Il a l’air un peu fou de ceux qui soignent la psyché des autres. Le corps agité des impatients qui ne s’arrêtent jamais. Et la tête déjà absorbée par ce qu’il va faire après l’entretien. Le moins que l’on puisse dire, c’est que Laurent Karila, 37 ans, est un drôle d’oiseau : il vole à trois cent à l’heure, aime ça, ne se pose qu’à épuisement et ne revient jamais en arrière. Psychiatre à l’hôpital Paul-Brousse de Villejuif (Val-de-Marne), il a fait des addictions sa spécialité : alcool, drogues - surtout la cocaïne - et maintenant la nouvelle dépendance en vogue, le sexe.
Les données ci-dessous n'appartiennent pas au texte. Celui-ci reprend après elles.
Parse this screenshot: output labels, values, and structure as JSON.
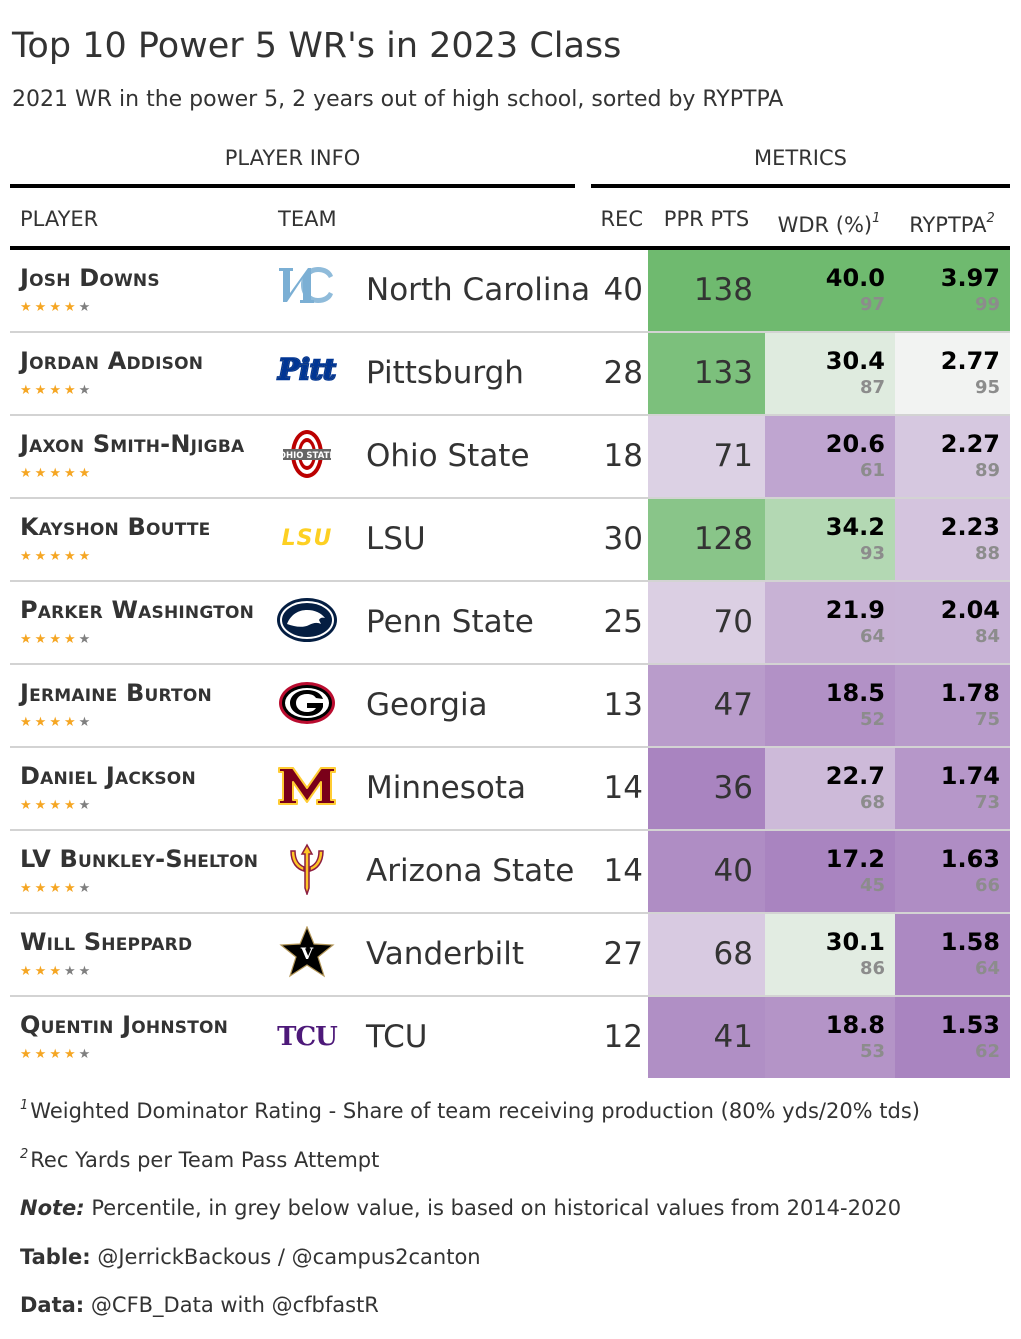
{
  "title": "Top 10 Power 5 WR's in 2023 Class",
  "subtitle": "2021 WR in the power 5, 2 years out of high school, sorted by RYPTPA",
  "spanners": {
    "player_info": "PLAYER INFO",
    "metrics": "METRICS"
  },
  "columns": {
    "player": "PLAYER",
    "team": "TEAM",
    "rec": "REC",
    "ppr": "PPR PTS",
    "wdr": "WDR (%)",
    "wdr_note": "1",
    "ryptpa": "RYPTPA",
    "ryptpa_note": "2"
  },
  "chart_data": {
    "type": "table",
    "title": "Top 10 Power 5 WR's in 2023 Class",
    "subtitle": "2021 WR in the power 5, 2 years out of high school, sorted by RYPTPA",
    "columns": [
      "PLAYER",
      "TEAM",
      "REC",
      "PPR PTS",
      "WDR (%)",
      "RYPTPA"
    ],
    "rows": [
      {
        "player": "Josh Downs",
        "stars": 4,
        "team": "North Carolina",
        "logo": "unc-logo",
        "rec": 40,
        "ppr": 138,
        "wdr": "40.0",
        "wdr_pct": 97,
        "ryptpa": "3.97",
        "ryptpa_pct": 99
      },
      {
        "player": "Jordan Addison",
        "stars": 4,
        "team": "Pittsburgh",
        "logo": "pitt-logo",
        "rec": 28,
        "ppr": 133,
        "wdr": "30.4",
        "wdr_pct": 87,
        "ryptpa": "2.77",
        "ryptpa_pct": 95
      },
      {
        "player": "Jaxon Smith-Njigba",
        "stars": 5,
        "team": "Ohio State",
        "logo": "ohio-state-logo",
        "rec": 18,
        "ppr": 71,
        "wdr": "20.6",
        "wdr_pct": 61,
        "ryptpa": "2.27",
        "ryptpa_pct": 89
      },
      {
        "player": "Kayshon Boutte",
        "stars": 5,
        "team": "LSU",
        "logo": "lsu-logo",
        "rec": 30,
        "ppr": 128,
        "wdr": "34.2",
        "wdr_pct": 93,
        "ryptpa": "2.23",
        "ryptpa_pct": 88
      },
      {
        "player": "Parker Washington",
        "stars": 4,
        "team": "Penn State",
        "logo": "penn-state-logo",
        "rec": 25,
        "ppr": 70,
        "wdr": "21.9",
        "wdr_pct": 64,
        "ryptpa": "2.04",
        "ryptpa_pct": 84
      },
      {
        "player": "Jermaine Burton",
        "stars": 4,
        "team": "Georgia",
        "logo": "georgia-logo",
        "rec": 13,
        "ppr": 47,
        "wdr": "18.5",
        "wdr_pct": 52,
        "ryptpa": "1.78",
        "ryptpa_pct": 75
      },
      {
        "player": "Daniel Jackson",
        "stars": 4,
        "team": "Minnesota",
        "logo": "minnesota-logo",
        "rec": 14,
        "ppr": 36,
        "wdr": "22.7",
        "wdr_pct": 68,
        "ryptpa": "1.74",
        "ryptpa_pct": 73
      },
      {
        "player": "LV Bunkley-Shelton",
        "stars": 4,
        "team": "Arizona State",
        "logo": "arizona-state-logo",
        "rec": 14,
        "ppr": 40,
        "wdr": "17.2",
        "wdr_pct": 45,
        "ryptpa": "1.63",
        "ryptpa_pct": 66
      },
      {
        "player": "Will Sheppard",
        "stars": 3,
        "team": "Vanderbilt",
        "logo": "vanderbilt-logo",
        "rec": 27,
        "ppr": 68,
        "wdr": "30.1",
        "wdr_pct": 86,
        "ryptpa": "1.58",
        "ryptpa_pct": 64
      },
      {
        "player": "Quentin Johnston",
        "stars": 4,
        "team": "TCU",
        "logo": "tcu-logo",
        "rec": 12,
        "ppr": 41,
        "wdr": "18.8",
        "wdr_pct": 53,
        "ryptpa": "1.53",
        "ryptpa_pct": 62
      }
    ],
    "color_scale": {
      "low": "#a984c0",
      "mid": "#f4f4f4",
      "high": "#6fba6f"
    },
    "star_colors": {
      "filled": "#f5a623",
      "empty": "#7f7f7f"
    }
  },
  "footnotes": {
    "f1_mark": "1",
    "f1": "Weighted Dominator Rating - Share of team receiving production (80% yds/20% tds)",
    "f2_mark": "2",
    "f2": "Rec Yards per Team Pass Attempt",
    "note_label": "Note:",
    "note": "Percentile, in grey below value, is based on historical values from 2014-2020",
    "table_label": "Table:",
    "table": "@JerrickBackous / @campus2canton",
    "data_label": "Data:",
    "data": "@CFB_Data with @cfbfastR"
  }
}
Début 2009, il a ouvert une consultation pour les drogués du cul, où il reçoit une dizaine de patients par mois. Masturbation compulsive, visionnage à outrance de sites porno et besoins sexuels dévorants : cette dépendance comportementale, conceptualisée au milieu des années 70 par le psychologue américain Patrick Carnes, en laisse plus d’un sceptique. Et pour cause. Quel mal y aurait-il à trop baiser ? A première vue, aucun. Surtout quand l’époque transforme la moindre baisse de libido en dramatique aveu de faiblesse. Le sexe devenu quasi une obligation légale, la réalité d’une addiction sexuelle apparaît bien peu crédible, voire risible.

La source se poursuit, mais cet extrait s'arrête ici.